Victims of delayed government payments know this problem too well.
PRAZ Is Also Not Clean
The Procurement Regulatory Authority of Zimbabwe (PRAZ) is mandated to:
• Protect the public purse
• Prevent procurement abuse
• Vet suppliers and processes
Yet the goat tender one of the largest in the agricultural sector sailed through PRAZ channels without a single objection.
If PRAZ failed to detect forged documents and non-existent entities, then it is equally culpable. Its systems must be audited. Its officials must answer. The authority cannot continue as if nothing happened.
Selective Justice Is a Miscarriage of Justice
Chimombe and Mpofu deserve to face the consequences of their actions.

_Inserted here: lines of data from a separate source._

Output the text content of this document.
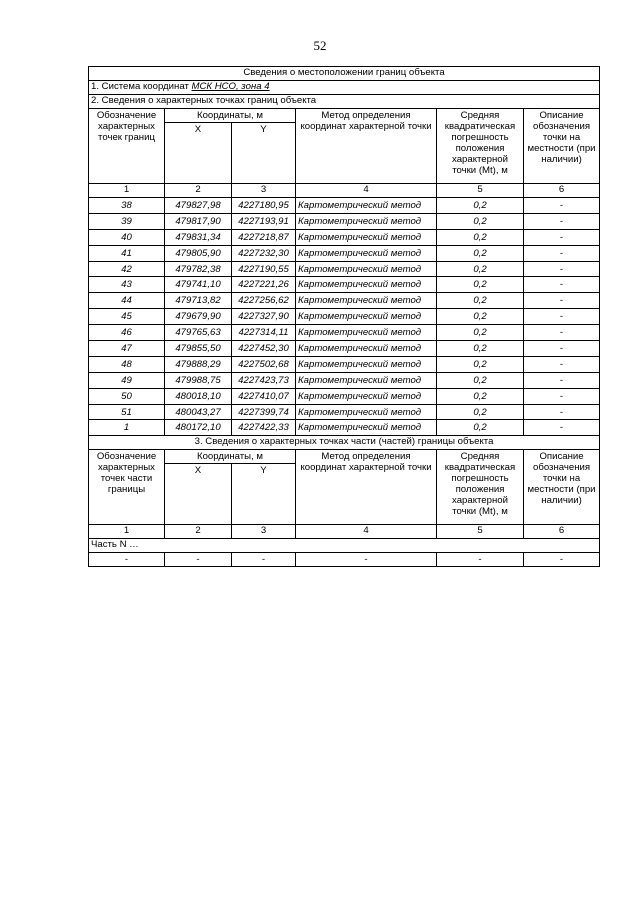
52
Сведения о местоположении границ объекта					
1. Система координат МСК НСО, зона 4					
2. Сведения о характерных точках границ объекта					
Обозначение характерных точек границ	Координаты, м		Метод определения координат характерной точки	Средняя квадратическая погрешность положения характерной точки (Mt), м	Описание обозначения точки на местности (при наличии)
	X	Y			
1	2	3	4	5	6
38	479827,98	4227180,95	Картометрический метод	0,2	-
39	479817,90	4227193,91	Картометрический метод	0,2	-
40	479831,34	4227218,87	Картометрический метод	0,2	-
41	479805,90	4227232,30	Картометрический метод	0,2	-
42	479782,38	4227190,55	Картометрический метод	0,2	-
43	479741,10	4227221,26	Картометрический метод	0,2	-
44	479713,82	4227256,62	Картометрический метод	0,2	-
45	479679,90	4227327,90	Картометрический метод	0,2	-
46	479765,63	4227314,11	Картометрический метод	0,2	-
47	479855,50	4227452,30	Картометрический метод	0,2	-
48	479888,29	4227502,68	Картометрический метод	0,2	-
49	479988,75	4227423,73	Картометрический метод	0,2	-
50	480018,10	4227410,07	Картометрический метод	0,2	-
51	480043,27	4227399,74	Картометрический метод	0,2	-
1	480172,10	4227422,33	Картометрический метод	0,2	-
3. Сведения о характерных точках части (частей) границы объекта					
Обозначение характерных точек части границы	Координаты, м		Метод определения координат характерной точки	Средняя квадратическая погрешность положения характерной точки (Mt), м	Описание обозначения точки на местности (при наличии)
	X	Y			
1	2	3	4	5	6
Часть N …					
-	-	-	-	-	-
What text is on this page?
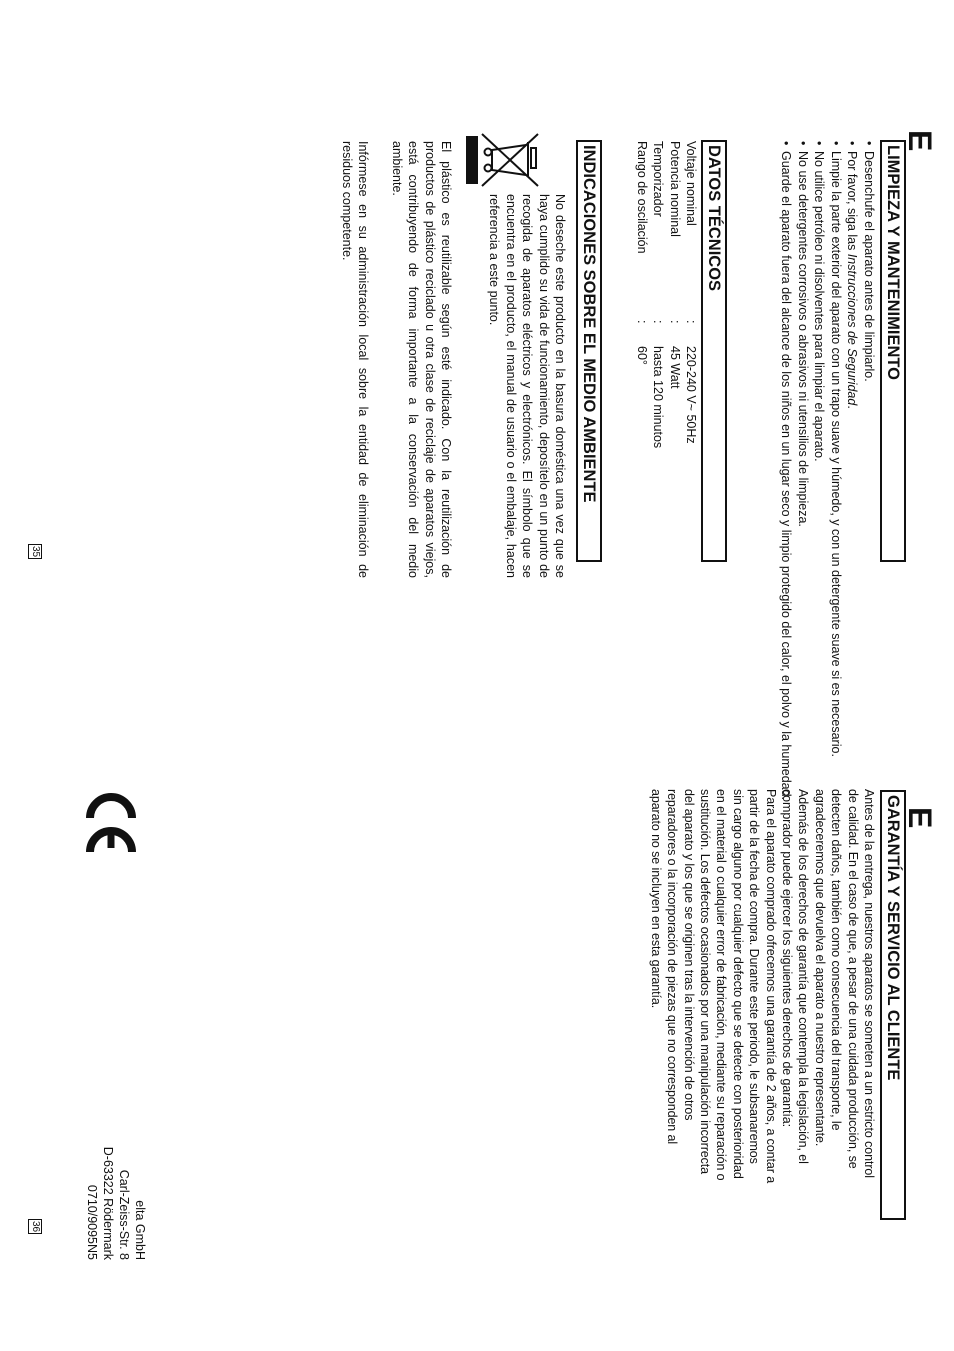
E
LIMPIEZA Y MANTENIMIENTO
• Desenchufe el aparato antes de limpiarlo.
• Por favor, siga las Instrucciones de Seguridad.
• Limpie la parte exterior del aparato con un trapo suave y húmedo, y con un detergente suave si es necesario.
• No utilice petróleo ni disolventes para limpiar el aparato.
• No use detergentes corrosivos o abrasivos ni utensilios de limpieza.
• Guarde el aparato fuera del alcance de los niños en un lugar seco y limpio protegido del calor, el polvo y la humedad.
DATOS TÉCNICOS
Voltaje nominal
:
220-240 V~ 50Hz
Potencia nominal
:
45 Watt
Temporizador
:
hasta 120 minutos
Rango de oscilación
:
60°
INDICACIONES SOBRE EL MEDIO AMBIENTE

No deseche este producto en la basura doméstica una vez que se haya cumplido su vida de funcionamiento, deposítelo en un punto de recogida de aparatos eléctricos y electrónicos. El símbolo que se encuentra en el producto, el manual de usuario o el embalaje, hacen referencia a este punto.

El plástico es reutilizable según esté indicado. Con la reutilización de productos de plástico reciclado u otra clase de reciclaje de aparatos viejos, está contribuyendo de forma importante a la conservación del medio ambiente.

Infórmese en su administración local sobre la entidad de eliminación de residuos competente.

35
E
GARANTÍA Y SERVICIO AL CLIENTE

Antes de la entrega, nuestros aparatos se someten a un estricto control
de calidad. En el caso de que, a pesar de una cuidada producción, se
detecten daños, también como consecuencia del transporte, le
agradeceremos que devuelva el aparato a nuestro representante.
Además de los derechos de garantía que contempla la legislación, el
comprador puede ejercer los siguientes derechos de garantía:
Para el aparato comprado ofrecemos una garantía de 2 años, a contar a
partir de la fecha de compra. Durante este periodo, le subsanaremos
sin cargo alguno por cualquier defecto que se detecte con posterioridad
en el material o cualquier error de fabricación, mediante su reparación o
sustitución. Los defectos ocasionados por una manipulación incorrecta
del aparato y los que se originen tras la intervención de otros
reparadores o la incorporación de piezas que no corresponden al
aparato no se incluyen en esta garantía.

36	elta GmbH
Carl-Zeiss-Str. 8
D-63322 Rödermark
0710/9095N5
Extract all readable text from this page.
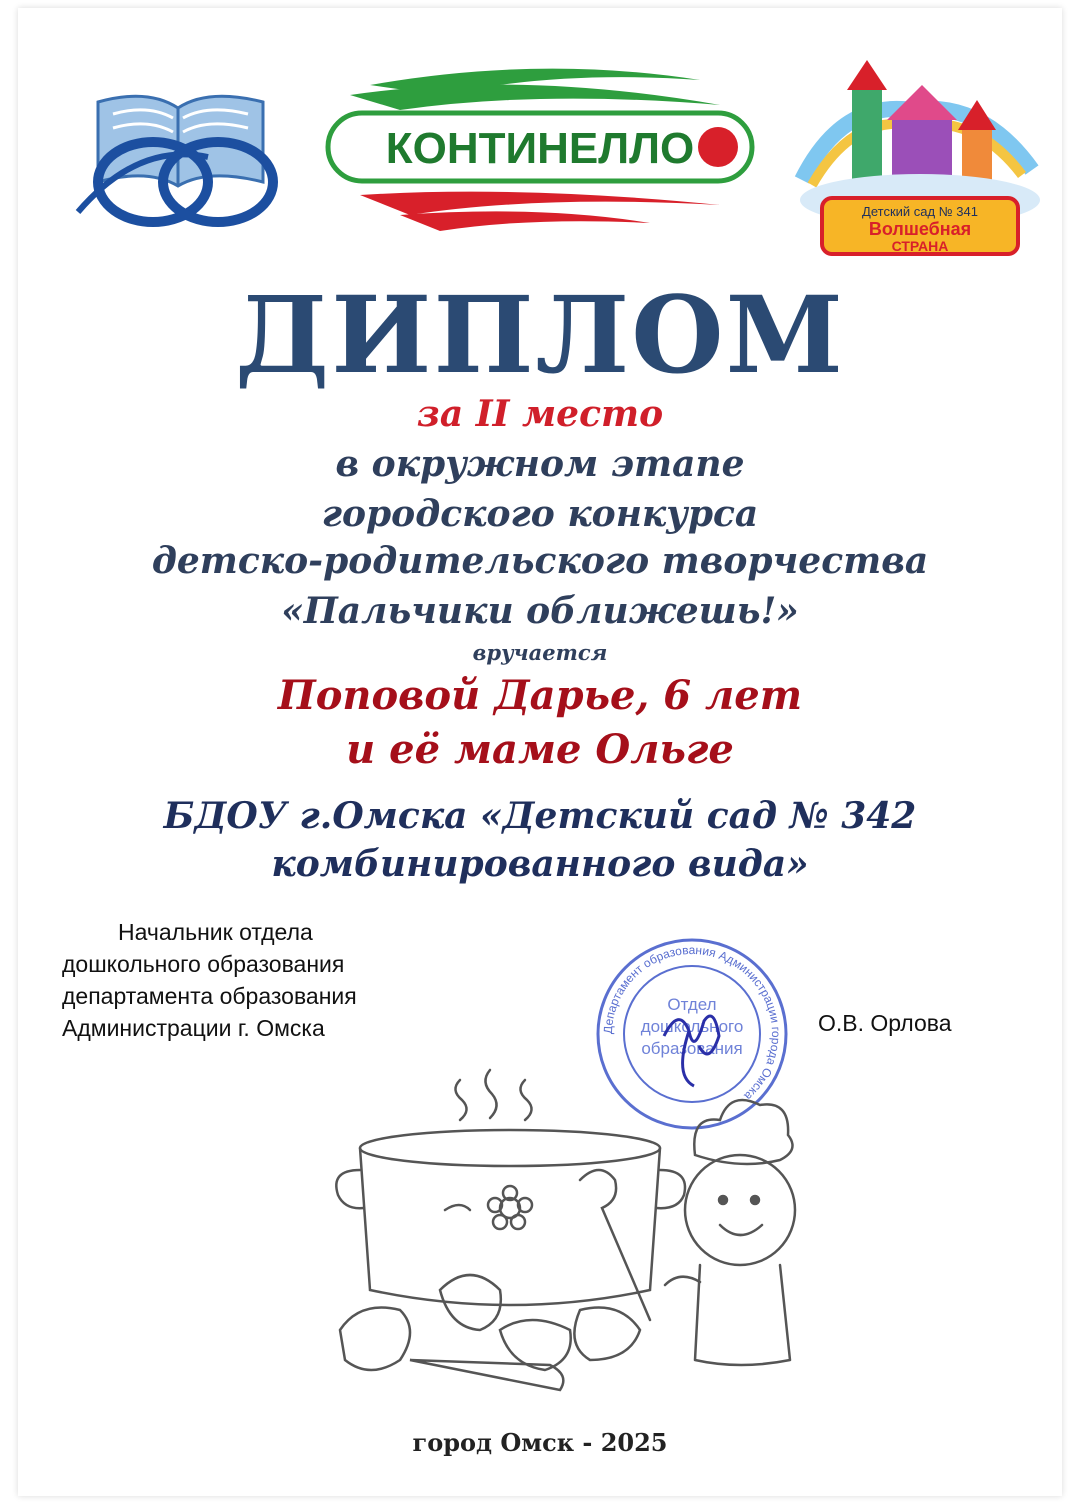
КОНТИНЕЛЛО
Детский сад № 341
Волшебная
СТРАНА
ДИПЛОМ
за II место
в окружном этапе
городского конкурса
детско-родительского творчества
«Пальчики оближешь!»
вручается
Поповой Дарье, 6 лет
и её маме Ольге
БДОУ г.Омска «Детский сад № 342
комбинированного вида»
Начальник отдела
дошкольного образования
департамента образования
Администрации г. Омска	Департамент образования Администрации города Омска
Отдел дошкольного образования
О.В. Орлова
город Омск - 2025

But isolating them as the sole culprits is a gross miscarriage of justice.
Real anti-corruption work must follow the entire chain:
• Who evaluated the tender documents?
• Who approved the payments?
• Who authorised advance disbursements?
• Who confirmed “delivery” of goats?
• Who ignored audit red flags?
Until those officials stand in court, this case remains incomplete.
Corruption is never done by outsiders alone. Someone inside always opens the door.
Zimbabweans are tired of cosmetic arrests that spare the powerful while punishing the visible.
The goat scandal should be a turning point:
• The Ministry of Agriculture’s entire procurement management unit should be suspended pending full investigation.
• Officials who signed off the payments must be charged.
• PRAZ must undergo an independent forensic audit.
• Parliament must summon all stakeholders for public hearings.
Anything less leaves the public with one conclusion:
Zimbabwe prosecutes symptoms, not causes.
If the government is serious about fighting corruption, then the whole chain must be in the dock, not just the last two links.
Until then, justice remains half-done and the poorest Zimbabweans continue to pay the price.